# Deployment Reference


  • A machine with docker installed, with a publicly accessible static IP address.
  • A DNS service (such as GoDaddy, NameCheap, or DuckDNS) to give your host a DNS name
  • Ether (roughly 3 eth) to activate and fund the relayer.

# Start a Machine

This document demonstrate using Google Compute Engine, but you can use any hosting service The reason we use GCP, is that it has a "free tier" not limited in time (for a single micro instance), and that it comes with "docker" pre-installed.

  1. Go to the Google Cloud Compute Engine UI (opens new window)
  2. Create a new instance.
  3. For "Machine type", select "e2-micro".
  4. In "Boot Disk" change the Operating system to "Container Optimized OS".
  5. Allow http and https traffic into the instance.
  6. Create the instance.
  7. Once you can get its public IP address, add an "A" record for that IP your DNS service.
  8. To easily SSH into the machine, add your ssh public key, to the "Settings/Metadata/SSH keys"

# Install GSN Relayer

  1. Checkout the code in GSN git repository, and navigate to the dockers/relaydc folder

  2. edit .env file and set the HOST value to the public DNS name of your host.

  3. edit the config-sample/gsn-relay-config.json:

    • Edit the ethereumNodeUrl to point to a valid RPC url of the network you want to use.
    • Edit the versionRegistry to point to the right entry for your network from the Deployed networks
  4. copy the files to the host:

    • The .env file must be placed at the home folder
    • The gsn-relay-config.json must be placed inside a config folder
  5. to bring up the relayer, run the command

    ./rdc HOSTNAME up -d
  6. To view the log, run:

    ./rdc HOSTNAME logs [gsn1]

    Note that initial startup takes about a minute (to create a private key and register an SSL certificate)

  7. Check the relay is up:

    curl https://HOSTNAME/getaddr

    You should see JSON output containing: { .. "ready":false, ...}, meaning the relayer is up and running, but not registered yet.

  8. To register and fund using the gsn relayer-register command

  9. Wait for the Relayer to complete the registration.
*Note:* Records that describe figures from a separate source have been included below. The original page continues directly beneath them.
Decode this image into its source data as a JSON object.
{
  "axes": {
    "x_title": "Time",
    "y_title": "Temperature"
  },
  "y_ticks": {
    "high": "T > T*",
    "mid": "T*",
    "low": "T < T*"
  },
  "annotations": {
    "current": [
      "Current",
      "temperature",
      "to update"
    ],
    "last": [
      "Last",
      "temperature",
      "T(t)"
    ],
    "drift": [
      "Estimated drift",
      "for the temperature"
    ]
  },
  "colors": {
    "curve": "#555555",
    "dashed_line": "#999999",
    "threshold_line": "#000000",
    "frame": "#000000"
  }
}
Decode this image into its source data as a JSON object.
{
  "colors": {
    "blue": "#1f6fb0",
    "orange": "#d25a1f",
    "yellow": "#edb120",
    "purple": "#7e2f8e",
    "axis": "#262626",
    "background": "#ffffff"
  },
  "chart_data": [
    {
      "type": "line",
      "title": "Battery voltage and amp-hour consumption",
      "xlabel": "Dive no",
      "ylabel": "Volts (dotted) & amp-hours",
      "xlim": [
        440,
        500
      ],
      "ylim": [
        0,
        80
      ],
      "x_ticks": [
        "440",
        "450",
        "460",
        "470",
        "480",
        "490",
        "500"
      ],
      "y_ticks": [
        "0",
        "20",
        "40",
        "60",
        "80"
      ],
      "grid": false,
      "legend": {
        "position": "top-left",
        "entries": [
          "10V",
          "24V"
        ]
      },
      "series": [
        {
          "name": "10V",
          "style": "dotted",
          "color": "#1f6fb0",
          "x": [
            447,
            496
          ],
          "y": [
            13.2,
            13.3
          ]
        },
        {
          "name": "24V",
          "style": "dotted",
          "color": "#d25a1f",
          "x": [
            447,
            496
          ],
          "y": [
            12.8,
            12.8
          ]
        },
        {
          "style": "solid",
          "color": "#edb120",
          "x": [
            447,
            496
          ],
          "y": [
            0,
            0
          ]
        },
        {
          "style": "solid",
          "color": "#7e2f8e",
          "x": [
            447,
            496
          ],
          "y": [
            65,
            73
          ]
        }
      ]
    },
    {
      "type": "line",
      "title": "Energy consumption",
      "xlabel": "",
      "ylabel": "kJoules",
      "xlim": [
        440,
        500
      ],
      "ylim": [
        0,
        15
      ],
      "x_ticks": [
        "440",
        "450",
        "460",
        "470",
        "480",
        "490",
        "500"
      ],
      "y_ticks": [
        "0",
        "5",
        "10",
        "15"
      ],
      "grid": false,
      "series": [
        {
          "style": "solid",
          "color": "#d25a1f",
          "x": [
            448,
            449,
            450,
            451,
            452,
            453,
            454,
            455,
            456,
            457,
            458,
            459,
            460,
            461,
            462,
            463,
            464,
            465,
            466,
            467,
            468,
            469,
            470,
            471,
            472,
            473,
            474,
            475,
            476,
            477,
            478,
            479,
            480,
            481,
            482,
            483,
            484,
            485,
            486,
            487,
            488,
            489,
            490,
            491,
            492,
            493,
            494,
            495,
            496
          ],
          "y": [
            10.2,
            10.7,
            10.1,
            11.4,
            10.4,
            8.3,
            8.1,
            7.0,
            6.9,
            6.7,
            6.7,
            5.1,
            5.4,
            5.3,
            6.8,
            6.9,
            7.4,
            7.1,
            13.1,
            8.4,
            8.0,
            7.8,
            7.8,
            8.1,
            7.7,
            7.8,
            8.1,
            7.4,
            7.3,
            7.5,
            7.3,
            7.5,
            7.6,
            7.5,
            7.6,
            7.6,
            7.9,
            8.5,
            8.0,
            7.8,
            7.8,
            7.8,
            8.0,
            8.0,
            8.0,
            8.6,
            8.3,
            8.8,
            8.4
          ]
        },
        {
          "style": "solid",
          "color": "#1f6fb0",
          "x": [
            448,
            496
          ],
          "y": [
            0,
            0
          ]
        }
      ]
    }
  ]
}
It should take 1-2 minutes.

  10. Run curl again:

    curl https://my.host.name.com/getaddr

    You can see it says: ready:true

Congratulations. You have a running relayer. You should now be able to see your relayer in the list of all relayers: https://relays.opengsn.org

Note: in order to test your relayer, add its URL to the list of preferedRelays for your client's RelayProvider. Otherwise, your client is free to pick any active relay.